The returned computer hash is stored in LID. It further says that lookahead analysis assigns more energy to the inputs whose LID is rare as shown below in the following text:
In the above definition, selected(I ) denotes the number of times that I was selected for fuzzing (line 3 in Alg. 1), and K is a constant (1024 in our implementation). Intuitively, our power schedule assigns little energy to inputs whose LID is not rare and whose no-targetahead prefix does not contain any rare split points. Otherwise, it assigns much more energy, the amount of which depends on how often the input has been selected for fuzzing before.

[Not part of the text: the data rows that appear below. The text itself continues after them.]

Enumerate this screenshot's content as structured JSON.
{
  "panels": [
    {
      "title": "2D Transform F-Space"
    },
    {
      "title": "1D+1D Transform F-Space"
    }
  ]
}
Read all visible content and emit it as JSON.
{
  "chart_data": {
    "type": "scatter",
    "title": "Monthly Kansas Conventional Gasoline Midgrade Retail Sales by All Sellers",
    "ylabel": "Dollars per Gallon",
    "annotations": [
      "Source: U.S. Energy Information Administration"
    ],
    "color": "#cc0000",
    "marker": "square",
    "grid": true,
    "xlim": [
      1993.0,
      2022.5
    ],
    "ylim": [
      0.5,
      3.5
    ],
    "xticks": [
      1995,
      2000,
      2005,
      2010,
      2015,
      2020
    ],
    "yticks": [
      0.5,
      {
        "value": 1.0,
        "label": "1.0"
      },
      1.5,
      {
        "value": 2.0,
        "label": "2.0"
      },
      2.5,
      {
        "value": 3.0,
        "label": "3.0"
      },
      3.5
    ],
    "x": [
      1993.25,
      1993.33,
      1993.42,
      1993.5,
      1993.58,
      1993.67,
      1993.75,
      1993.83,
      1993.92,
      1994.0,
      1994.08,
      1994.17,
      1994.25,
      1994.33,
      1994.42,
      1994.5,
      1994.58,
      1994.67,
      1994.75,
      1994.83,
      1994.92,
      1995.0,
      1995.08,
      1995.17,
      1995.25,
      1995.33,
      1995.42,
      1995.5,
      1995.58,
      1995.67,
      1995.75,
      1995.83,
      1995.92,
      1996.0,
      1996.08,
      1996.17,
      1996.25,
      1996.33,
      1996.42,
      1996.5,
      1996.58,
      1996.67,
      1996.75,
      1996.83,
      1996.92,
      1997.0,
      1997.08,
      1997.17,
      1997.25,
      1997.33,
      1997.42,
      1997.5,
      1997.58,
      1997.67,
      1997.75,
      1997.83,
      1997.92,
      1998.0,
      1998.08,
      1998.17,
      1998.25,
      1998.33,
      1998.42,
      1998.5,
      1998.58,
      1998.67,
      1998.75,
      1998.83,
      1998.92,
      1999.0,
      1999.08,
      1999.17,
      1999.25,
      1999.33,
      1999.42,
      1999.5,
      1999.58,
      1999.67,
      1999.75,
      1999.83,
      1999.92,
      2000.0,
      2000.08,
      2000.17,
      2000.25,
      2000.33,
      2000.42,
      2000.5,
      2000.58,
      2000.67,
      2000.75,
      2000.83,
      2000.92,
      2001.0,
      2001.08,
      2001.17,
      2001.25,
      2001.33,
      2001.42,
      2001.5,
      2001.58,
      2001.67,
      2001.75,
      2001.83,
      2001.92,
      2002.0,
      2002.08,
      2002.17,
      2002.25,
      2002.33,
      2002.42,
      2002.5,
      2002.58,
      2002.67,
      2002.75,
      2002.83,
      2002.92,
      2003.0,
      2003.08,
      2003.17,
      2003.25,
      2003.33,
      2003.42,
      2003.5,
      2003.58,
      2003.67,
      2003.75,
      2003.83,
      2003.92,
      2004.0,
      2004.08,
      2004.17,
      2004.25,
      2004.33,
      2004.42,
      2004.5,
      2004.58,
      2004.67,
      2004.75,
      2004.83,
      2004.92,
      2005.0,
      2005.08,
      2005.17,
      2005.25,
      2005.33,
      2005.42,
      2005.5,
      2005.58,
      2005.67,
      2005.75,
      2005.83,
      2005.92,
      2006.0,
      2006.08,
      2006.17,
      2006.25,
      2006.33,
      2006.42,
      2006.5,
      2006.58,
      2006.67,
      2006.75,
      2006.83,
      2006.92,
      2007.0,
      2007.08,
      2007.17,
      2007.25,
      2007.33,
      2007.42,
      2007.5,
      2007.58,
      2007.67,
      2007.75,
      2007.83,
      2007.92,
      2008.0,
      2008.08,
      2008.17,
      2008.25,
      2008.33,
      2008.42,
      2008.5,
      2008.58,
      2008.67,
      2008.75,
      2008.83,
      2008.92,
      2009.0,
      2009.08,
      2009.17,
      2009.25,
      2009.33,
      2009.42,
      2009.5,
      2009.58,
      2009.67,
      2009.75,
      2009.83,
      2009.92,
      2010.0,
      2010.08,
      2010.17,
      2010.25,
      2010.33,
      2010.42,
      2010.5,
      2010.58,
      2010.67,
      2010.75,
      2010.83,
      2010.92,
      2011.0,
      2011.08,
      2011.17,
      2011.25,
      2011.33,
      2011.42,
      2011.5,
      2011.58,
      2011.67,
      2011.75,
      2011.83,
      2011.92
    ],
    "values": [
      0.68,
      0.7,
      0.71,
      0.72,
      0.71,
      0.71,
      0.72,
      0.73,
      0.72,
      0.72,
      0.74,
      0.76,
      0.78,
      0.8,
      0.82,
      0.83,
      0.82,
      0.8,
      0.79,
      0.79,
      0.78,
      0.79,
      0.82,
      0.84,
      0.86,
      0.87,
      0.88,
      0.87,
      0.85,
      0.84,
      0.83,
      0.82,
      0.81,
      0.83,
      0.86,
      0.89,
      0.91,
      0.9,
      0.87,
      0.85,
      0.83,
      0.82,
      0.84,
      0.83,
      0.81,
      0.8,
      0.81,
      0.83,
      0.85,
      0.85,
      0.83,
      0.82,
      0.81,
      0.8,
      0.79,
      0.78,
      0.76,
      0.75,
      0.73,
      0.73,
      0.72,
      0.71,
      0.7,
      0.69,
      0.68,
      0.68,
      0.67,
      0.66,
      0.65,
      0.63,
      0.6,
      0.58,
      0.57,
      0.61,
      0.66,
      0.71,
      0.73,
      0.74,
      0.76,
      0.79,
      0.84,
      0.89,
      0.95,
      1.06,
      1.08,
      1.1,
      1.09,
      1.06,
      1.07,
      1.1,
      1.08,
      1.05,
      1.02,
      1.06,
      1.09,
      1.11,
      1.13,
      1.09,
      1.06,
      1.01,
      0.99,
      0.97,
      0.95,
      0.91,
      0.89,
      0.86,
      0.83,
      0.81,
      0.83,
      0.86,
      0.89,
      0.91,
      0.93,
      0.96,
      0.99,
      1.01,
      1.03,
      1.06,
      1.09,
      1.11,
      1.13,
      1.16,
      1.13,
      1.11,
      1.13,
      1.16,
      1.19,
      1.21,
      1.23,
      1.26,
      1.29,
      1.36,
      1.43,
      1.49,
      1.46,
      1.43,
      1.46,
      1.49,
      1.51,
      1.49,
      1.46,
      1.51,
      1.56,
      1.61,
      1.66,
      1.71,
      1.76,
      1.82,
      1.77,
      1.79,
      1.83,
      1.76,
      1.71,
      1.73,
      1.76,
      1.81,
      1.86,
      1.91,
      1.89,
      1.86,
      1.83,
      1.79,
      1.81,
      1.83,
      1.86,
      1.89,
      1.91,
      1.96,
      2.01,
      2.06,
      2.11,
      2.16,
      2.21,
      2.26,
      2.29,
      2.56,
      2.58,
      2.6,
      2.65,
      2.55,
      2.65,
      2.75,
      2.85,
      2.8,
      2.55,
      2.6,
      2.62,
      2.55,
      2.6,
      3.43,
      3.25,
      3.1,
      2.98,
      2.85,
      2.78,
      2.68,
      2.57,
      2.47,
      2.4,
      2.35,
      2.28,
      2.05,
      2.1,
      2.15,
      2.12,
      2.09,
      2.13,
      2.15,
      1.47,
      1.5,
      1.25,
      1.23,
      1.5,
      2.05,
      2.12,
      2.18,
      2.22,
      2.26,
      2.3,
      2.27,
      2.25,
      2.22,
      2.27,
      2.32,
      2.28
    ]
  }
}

I can’t understand where it assigns more energy? It is incrementing the energy but it is done outside the if-block in Algorithm 1.
Somebody please guide how LookAhead Analysis is assignig more energy?
(1) Valentin Wustholz and M. Christakis, Targeted Greybox Fuzzing with Static Lookahead Analysis, 2020 IEEE/ACM 42nd International Conference on Software Engineering (ICSE)},2020.